In [1]:
import re
import pandas as pd
import spacy
from transformers import FlaubertModel, FlaubertTokenizer
import torch
import os

In [2]:
# Chargement de FlauBERT pour la tokenisation et les embeddings
tokenizer = FlaubertTokenizer.from_pretrained('flaubert/flaubert_base_cased')
model = FlaubertModel.from_pretrained('flaubert/flaubert_base_cased')

def extract_articles_from_file(file_path):
    with open(file_path, 'r', encoding='utf-8') as file:
        content = file.read()

    # Pattern pour identifier les codes d'article
    mixed_code_pattern = re.compile(r'\b(?=[A-Z0-9]{10}\b)(?=[A-Z]*[0-9][A-Z]*)(?=[0-9]*[A-Z][0-9]*)[A-Z0-9]{10}')

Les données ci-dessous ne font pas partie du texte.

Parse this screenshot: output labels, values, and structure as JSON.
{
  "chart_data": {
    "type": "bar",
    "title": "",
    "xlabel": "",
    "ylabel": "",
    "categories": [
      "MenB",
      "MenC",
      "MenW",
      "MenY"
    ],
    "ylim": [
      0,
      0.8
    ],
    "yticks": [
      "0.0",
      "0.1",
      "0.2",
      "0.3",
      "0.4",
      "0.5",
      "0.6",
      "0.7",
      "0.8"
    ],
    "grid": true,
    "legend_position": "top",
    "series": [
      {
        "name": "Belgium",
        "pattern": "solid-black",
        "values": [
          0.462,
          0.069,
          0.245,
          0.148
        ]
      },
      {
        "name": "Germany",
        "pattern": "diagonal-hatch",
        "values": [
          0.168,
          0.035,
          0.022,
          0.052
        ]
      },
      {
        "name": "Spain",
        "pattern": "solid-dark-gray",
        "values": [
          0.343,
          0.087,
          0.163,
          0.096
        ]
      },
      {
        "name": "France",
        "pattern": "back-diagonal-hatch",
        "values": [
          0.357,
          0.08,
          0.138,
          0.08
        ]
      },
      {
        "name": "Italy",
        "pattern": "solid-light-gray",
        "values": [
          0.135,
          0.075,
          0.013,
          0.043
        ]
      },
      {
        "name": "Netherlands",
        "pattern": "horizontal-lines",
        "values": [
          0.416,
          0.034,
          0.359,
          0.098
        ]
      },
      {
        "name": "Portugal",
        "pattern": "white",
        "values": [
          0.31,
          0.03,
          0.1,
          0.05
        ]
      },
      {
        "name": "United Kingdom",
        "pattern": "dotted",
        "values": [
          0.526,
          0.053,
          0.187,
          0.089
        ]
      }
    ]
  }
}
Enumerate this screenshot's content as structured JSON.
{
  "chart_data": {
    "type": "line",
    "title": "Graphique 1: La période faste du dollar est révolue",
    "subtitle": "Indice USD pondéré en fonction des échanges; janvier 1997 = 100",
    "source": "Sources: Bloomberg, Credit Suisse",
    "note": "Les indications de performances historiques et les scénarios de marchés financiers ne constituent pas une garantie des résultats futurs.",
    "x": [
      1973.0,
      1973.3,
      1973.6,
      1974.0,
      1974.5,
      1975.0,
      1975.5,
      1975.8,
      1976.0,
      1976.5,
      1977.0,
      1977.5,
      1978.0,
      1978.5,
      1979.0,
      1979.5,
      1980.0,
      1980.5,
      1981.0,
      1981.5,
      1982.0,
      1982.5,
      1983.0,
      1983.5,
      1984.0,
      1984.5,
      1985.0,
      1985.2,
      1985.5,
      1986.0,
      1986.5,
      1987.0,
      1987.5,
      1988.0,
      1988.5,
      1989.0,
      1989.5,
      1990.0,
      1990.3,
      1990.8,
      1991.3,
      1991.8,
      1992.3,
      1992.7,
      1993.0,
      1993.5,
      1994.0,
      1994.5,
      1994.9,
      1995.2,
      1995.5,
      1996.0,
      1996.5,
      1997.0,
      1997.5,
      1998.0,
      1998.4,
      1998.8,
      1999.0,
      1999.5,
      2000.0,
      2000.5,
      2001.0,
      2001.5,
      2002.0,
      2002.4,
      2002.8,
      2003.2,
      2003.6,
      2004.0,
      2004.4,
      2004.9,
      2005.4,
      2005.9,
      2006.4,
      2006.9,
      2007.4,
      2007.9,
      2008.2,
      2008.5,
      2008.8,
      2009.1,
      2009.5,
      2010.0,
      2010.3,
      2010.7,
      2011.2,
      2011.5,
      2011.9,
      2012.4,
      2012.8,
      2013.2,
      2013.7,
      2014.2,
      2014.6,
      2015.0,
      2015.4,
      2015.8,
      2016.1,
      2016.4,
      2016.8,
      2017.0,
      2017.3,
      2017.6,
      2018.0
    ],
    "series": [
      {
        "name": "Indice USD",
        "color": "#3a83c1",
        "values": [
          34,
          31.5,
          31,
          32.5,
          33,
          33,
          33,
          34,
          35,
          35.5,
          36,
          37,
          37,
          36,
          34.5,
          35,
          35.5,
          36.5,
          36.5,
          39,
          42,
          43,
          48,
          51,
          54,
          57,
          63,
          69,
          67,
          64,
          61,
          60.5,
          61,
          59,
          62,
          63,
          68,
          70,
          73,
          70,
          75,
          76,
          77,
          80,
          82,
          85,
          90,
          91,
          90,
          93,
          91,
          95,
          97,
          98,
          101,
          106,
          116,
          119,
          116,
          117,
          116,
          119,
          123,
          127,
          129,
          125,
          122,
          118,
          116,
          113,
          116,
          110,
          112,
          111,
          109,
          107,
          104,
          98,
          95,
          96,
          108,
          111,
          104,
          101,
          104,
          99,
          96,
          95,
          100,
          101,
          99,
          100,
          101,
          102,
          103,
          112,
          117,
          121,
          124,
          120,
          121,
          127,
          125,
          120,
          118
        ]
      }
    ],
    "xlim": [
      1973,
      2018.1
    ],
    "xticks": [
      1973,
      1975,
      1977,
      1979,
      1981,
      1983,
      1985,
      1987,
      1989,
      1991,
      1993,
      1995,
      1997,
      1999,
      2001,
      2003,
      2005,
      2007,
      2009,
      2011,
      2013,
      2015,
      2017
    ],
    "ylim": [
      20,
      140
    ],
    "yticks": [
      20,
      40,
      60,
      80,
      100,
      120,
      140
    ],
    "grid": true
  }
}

    # Extraction et comptage des codes uniques
    unique_mixed_found_codes = set(mixed_code_pattern.findall(content))

    # Détermination des limites des articles
    article_boundaries = list(mixed_code_pattern.finditer(content))

    # Extraction des articles
    articles = []
    for i in range(len(article_boundaries)):
        start_index = article_boundaries[i].start()
        end_index = article_boundaries[i + 1].start() if i + 1 < len(article_boundaries) else None
        article_code = content[start_index:article_boundaries[i].end()].strip()
        article_text = content[article_boundaries[i].end():end_index].strip()
        articles.append((article_code, article_text))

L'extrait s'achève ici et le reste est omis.